To filter your results, use the facets to the left of the list, or search. Results can be filtered by service or team facets. For more information about how results are linked to Datadog services and teams, see Getting Started with Code Analysis.
Every row represents a violation. Each violation is associated with the specific commit and branch that is selected in the filters at the top of the page (by default, results are shown for the latest commit on the default branch of the repository you are viewing).
Click on a violation to open a side panel that contains information about the scope of the violation and where it originated.
The content of the violation is shown in tabs:
- Details: A description of the violation and the lines of code that caused it. To see the offending code snippet, configure the Datadog GitHub App.
- Remediation: One or more code fixes that can resolve the violation, with options for remediation.
- Event: JSON metadata regarding the Static Analysis violation event.
Using suggested fixes
In Datadog Static Analysis, there are two types of suggested fixes:
- Default Suggested Fix: For simple violations like linting issues, the rule analyzer automatically provides templated fixes.
- AI Suggested Fix: For complex violations, fixes are typically not available beforehand. Instead, you can use AI Suggested Fixes, which use OpenAI’s GPT-4 to generate a suggested fix. You can choose between “Text” and “Unified Diff” fixes, which outputs plain text instructions or a code change for resolving the violation, respectively.
The two types of fixes are distinguished visually in the UI with different labels.
Default Suggested Fixes:
AI Suggested Fixes:
AI Suggested Fixes are in Preview. To request access, contact
Support.
Fixing a vulnerability or quality issue directly from Datadog
You can push a code change to fix an issue found by Code Analysis directly from a result in Datadog in two ways.
Opening a pull request
If your GitHub app’s Pull Requests permission is set to Read & Write, one-click remediation is enabled for all Static Analysis findings with an available suggested fix. For more information about setting up the GitHub integration, see GitHub Pull Requests.
Follow these steps to fix a vulnerability and open a pull request:
- View a specific result in Code Analysis.
- Click Fix Violation in the side panel of the result.
- Select Open a Pull Request.
- Enter a pull request title and commit message.
- Click Create PR.
Committing directly to the current branch
You can also fix a vulnerability by committing directly to the branch the result was found on.
To commit a suggested fix:
- View a specific result in Code Analysis.

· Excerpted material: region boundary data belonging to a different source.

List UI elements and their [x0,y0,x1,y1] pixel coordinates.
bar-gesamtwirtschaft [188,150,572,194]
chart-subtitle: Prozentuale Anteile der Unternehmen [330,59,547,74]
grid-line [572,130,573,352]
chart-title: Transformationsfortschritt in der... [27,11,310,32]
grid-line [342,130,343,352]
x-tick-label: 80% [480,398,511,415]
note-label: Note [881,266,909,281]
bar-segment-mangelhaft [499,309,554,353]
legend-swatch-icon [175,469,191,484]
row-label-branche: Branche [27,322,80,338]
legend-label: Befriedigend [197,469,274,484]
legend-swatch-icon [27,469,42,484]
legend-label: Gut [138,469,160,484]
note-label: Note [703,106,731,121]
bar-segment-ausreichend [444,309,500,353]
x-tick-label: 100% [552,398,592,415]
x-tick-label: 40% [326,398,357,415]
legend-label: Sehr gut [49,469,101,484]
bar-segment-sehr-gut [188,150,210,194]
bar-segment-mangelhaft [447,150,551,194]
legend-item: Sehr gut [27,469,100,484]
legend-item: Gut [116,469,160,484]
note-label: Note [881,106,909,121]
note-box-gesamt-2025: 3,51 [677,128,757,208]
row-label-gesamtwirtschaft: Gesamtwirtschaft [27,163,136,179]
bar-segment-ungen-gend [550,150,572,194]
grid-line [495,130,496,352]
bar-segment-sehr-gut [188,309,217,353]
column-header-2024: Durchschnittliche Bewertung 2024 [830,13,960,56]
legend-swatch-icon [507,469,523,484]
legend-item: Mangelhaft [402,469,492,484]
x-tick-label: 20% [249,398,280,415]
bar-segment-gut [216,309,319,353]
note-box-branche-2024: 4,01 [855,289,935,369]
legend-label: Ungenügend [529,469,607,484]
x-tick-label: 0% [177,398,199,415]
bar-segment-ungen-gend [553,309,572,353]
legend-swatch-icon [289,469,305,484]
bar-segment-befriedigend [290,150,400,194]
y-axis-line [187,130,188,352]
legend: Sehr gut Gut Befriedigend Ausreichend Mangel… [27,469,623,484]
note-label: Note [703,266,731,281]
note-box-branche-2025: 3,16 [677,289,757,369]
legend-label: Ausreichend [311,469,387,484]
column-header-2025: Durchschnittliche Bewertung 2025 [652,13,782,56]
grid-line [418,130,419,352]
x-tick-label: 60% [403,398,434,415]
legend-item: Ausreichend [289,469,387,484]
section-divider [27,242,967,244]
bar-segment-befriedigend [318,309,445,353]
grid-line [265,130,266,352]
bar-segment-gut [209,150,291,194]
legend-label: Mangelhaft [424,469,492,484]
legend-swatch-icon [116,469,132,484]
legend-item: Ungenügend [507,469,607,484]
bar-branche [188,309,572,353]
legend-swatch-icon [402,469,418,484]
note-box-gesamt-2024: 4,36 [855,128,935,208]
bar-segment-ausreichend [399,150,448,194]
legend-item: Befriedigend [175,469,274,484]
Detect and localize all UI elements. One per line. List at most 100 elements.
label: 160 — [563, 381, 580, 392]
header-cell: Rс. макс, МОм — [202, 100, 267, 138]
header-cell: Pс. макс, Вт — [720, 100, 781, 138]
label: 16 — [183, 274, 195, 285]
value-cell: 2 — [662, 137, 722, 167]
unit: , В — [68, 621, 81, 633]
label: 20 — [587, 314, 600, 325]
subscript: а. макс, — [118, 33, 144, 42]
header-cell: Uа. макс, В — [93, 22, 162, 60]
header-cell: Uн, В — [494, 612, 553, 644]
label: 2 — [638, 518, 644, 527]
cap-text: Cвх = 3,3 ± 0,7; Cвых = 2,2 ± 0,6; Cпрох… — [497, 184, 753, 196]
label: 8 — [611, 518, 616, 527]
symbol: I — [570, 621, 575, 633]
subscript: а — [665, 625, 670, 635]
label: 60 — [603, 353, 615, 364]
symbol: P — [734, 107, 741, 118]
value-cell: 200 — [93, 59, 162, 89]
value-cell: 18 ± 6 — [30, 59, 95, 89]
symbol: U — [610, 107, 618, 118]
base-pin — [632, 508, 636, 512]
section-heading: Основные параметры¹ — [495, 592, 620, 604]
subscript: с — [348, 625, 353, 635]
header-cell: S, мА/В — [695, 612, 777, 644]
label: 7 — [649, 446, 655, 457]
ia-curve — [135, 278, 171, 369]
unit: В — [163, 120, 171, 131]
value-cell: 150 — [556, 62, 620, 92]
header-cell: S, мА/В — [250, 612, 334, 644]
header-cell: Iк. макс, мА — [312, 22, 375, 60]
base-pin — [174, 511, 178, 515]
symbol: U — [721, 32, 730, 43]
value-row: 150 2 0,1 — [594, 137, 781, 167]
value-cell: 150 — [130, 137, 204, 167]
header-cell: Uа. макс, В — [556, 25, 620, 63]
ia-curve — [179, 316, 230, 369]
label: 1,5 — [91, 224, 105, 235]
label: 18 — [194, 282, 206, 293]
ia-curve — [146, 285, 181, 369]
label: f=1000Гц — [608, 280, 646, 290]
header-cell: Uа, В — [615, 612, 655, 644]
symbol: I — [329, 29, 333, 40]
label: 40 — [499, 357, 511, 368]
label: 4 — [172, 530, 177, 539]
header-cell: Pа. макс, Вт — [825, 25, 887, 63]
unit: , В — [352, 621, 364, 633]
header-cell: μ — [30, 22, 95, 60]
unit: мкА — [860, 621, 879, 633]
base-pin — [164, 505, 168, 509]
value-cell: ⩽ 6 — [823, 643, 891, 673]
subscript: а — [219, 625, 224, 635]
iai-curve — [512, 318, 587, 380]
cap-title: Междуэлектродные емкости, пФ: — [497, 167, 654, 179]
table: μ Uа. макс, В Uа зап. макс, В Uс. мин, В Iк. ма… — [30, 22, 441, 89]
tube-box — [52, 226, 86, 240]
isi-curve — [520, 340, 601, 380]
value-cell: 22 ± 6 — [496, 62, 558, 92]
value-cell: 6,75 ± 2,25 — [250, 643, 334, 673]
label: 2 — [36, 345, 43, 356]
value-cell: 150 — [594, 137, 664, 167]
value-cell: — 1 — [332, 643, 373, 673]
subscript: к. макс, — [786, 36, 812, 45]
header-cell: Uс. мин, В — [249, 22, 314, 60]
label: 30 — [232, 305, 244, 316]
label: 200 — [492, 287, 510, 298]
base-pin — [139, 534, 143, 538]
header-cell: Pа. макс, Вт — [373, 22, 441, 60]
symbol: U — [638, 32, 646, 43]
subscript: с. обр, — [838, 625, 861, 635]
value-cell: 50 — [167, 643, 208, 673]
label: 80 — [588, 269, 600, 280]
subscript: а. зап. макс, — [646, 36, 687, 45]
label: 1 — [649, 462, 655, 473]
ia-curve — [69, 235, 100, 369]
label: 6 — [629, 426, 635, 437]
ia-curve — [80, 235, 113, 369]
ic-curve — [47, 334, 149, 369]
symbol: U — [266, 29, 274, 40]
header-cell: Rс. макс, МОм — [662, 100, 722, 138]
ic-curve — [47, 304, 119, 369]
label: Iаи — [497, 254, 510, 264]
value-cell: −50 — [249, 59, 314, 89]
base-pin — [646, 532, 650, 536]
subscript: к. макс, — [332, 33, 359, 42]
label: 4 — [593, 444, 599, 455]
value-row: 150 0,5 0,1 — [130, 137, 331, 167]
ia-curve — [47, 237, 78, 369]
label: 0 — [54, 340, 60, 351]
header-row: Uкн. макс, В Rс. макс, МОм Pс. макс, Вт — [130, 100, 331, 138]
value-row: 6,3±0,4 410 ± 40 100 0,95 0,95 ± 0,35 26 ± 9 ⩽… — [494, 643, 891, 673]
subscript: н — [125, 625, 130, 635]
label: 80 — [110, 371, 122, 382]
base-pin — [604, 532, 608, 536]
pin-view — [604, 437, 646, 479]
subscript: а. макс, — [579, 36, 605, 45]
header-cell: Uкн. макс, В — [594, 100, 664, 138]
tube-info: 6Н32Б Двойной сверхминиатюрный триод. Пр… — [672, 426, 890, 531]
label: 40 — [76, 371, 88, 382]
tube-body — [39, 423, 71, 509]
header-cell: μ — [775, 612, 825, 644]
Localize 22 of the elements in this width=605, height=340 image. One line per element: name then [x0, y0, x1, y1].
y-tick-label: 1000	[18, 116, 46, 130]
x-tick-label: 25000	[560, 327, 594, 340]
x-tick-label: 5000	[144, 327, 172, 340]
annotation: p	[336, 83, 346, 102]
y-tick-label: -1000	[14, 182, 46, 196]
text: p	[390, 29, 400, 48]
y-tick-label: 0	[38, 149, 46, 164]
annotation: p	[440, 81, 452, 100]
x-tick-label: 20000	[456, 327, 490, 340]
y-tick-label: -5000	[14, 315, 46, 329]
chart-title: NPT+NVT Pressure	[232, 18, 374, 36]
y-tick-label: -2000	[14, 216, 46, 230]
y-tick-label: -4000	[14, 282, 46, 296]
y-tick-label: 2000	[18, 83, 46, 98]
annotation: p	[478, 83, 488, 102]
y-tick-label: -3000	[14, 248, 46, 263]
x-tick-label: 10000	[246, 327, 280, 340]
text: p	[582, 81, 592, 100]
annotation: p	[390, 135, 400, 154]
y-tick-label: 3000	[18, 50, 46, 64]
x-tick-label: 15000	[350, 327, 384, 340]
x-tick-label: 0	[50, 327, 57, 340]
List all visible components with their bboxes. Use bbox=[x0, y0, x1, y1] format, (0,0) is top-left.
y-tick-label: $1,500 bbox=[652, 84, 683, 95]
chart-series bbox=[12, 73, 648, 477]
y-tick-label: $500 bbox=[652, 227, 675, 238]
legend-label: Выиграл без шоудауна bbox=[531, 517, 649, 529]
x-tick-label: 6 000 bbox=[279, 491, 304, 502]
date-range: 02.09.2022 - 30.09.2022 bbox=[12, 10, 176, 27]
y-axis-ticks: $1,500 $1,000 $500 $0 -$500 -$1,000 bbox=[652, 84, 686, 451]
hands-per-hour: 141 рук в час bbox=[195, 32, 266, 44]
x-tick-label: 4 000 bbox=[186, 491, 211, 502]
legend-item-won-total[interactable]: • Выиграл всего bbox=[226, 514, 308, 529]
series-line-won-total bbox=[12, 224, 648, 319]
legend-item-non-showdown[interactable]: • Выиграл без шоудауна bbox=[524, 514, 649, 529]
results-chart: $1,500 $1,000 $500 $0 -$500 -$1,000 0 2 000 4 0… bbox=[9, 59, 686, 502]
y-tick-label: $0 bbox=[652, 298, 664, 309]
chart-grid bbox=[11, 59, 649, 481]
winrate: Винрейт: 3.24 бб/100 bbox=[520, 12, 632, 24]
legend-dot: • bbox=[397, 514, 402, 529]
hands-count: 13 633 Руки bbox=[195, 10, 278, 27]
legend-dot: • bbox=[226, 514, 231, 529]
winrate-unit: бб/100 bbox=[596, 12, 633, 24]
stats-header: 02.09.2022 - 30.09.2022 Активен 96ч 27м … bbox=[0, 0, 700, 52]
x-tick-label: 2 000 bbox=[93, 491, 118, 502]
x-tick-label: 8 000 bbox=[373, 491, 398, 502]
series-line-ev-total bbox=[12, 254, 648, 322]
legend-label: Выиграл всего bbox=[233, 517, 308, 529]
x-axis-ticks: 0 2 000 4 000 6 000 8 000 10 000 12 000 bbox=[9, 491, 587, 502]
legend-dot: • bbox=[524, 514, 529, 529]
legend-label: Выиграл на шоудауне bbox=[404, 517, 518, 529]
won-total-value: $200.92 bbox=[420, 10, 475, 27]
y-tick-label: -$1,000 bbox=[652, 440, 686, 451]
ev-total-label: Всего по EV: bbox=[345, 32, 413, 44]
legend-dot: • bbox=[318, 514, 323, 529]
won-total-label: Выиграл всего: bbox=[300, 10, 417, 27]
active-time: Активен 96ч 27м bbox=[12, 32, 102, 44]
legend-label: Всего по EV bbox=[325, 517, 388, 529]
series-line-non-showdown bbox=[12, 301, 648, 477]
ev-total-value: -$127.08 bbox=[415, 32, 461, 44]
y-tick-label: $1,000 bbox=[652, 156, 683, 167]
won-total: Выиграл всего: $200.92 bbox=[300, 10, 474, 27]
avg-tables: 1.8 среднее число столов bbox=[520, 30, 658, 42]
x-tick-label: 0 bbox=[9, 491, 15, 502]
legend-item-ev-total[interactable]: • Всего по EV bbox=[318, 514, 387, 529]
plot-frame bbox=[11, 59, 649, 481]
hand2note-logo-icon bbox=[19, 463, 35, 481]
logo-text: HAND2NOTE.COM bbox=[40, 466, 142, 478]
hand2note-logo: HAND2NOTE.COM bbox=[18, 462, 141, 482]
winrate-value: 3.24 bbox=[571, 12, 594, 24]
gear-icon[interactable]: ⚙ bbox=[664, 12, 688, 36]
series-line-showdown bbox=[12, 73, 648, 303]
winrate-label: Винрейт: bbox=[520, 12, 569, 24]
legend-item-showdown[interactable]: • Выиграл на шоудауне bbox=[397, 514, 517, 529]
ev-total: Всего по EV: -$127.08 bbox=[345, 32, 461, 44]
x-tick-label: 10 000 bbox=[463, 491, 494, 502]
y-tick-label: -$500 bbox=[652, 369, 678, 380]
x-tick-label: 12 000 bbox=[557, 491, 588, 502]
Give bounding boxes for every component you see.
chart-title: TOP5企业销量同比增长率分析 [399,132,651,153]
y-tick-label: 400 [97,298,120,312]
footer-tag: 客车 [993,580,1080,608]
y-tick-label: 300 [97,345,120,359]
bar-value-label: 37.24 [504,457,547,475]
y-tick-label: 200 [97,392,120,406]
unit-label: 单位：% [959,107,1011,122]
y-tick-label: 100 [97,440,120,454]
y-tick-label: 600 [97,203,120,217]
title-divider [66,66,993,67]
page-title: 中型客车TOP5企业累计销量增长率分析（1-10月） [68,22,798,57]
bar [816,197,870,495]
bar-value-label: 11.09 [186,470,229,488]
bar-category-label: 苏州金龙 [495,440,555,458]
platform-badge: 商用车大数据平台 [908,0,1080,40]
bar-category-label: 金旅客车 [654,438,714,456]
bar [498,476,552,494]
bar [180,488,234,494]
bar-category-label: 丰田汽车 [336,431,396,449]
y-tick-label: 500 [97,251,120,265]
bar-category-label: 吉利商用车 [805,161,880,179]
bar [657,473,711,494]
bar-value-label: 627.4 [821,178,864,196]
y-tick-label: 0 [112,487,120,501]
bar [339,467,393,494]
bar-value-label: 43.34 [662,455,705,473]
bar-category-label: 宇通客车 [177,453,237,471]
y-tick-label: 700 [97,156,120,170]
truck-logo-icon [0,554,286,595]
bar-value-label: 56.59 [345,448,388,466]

- Click Fix Violation in the side panel of the result.
- Click Commit to current branch.
Customizing your configuration
To customize which Static Analysis rules are configured in your repositories, see the Setup documentation.
Reporting false positives
If you believe a specific violation is a false positive, you can flag it as a false positive with a reason for flagging, which sends a report to Datadog. Submissions are reviewed on a regular basis to improve ruleset quality over time.